У меня пересыхает в горле. Зачем слушать то, что я не хочу слышать? Зачем он говорит мне всё это? Я не просила...

– Я рили разбираюсь в людях. Но режу без анестезии. И раз уж ты заговорила об этом, скажу: то, что ты сейчас пишешь, это... это... Ты не творишь, ты пытаешься убогонько так постоять в уголочке со своим творчеством, лишь бы не вытолкали...

– Это просто интеллигентность и воспитанность...
– возражаю я.

Господи, что не даёт мне просто заткнуть его? Задняя мысль, что он прав? Может, он, и правда, прав... Но, чёрт возьми, с меня хватит на сегодня правды-матки! Я привстаю и ... Роман взрывается, ударяет кулаком по столу:

– Это не аргумент, блин!
– Стопки подпрыгивают, а я сажусь обратно на стул.
– Человек-творец должен быть бульдозером. А ты? Что ты пишешь? Как будто кто-то стоит у тебя за спиной. С плетью...

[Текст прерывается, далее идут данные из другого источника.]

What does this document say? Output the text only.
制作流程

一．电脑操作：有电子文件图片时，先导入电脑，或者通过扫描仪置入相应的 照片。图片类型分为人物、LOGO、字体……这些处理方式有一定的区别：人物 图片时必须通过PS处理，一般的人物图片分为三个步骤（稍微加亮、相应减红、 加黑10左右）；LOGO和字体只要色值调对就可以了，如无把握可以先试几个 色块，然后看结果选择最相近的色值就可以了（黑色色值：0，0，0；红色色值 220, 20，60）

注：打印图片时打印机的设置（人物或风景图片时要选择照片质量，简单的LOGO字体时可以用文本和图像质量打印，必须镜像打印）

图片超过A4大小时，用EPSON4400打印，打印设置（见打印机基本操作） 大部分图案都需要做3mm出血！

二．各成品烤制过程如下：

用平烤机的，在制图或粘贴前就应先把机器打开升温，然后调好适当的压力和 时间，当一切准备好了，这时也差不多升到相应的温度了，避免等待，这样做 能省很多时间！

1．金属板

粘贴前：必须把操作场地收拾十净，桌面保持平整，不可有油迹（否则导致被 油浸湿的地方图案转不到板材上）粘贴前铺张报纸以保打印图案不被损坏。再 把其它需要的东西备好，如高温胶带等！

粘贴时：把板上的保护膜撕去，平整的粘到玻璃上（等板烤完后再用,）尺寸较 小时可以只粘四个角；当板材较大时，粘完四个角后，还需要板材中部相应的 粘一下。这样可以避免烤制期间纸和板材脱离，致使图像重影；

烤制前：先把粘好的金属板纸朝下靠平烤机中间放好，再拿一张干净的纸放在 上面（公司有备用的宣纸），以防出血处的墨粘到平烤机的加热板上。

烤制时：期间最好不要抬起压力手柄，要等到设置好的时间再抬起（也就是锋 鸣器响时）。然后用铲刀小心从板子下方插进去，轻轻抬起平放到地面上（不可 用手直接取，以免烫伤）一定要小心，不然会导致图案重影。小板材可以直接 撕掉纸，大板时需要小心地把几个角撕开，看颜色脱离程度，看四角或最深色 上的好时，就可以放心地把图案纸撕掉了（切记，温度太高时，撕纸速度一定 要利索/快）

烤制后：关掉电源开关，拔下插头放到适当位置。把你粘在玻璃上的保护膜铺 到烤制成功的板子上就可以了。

Я ещё не прикоснулась к водке, но голова у меня начинает болеть, напряжение в черепе выдавливает глаза. Нестерпимо. "И этот тоже учит меня жить. Мне почти тридцать, а я всё девочка, куколка. Как же вы достали меня, менторы!"

С увлечённостью рыбака, рассказывающего о невообразимом улове, Роман машет руками и никак не закончит мысль:

– Искусство - это эксгибиционизм. Полный. Наизнанку. Выплесни на бумагу тёмные стороны твоей души! Читатели хотят знать, что они не одиноки со своими проблемами. Что есть и хуже! А твои рассказы про распущенных куриц и романы, романчики, они мертворождены...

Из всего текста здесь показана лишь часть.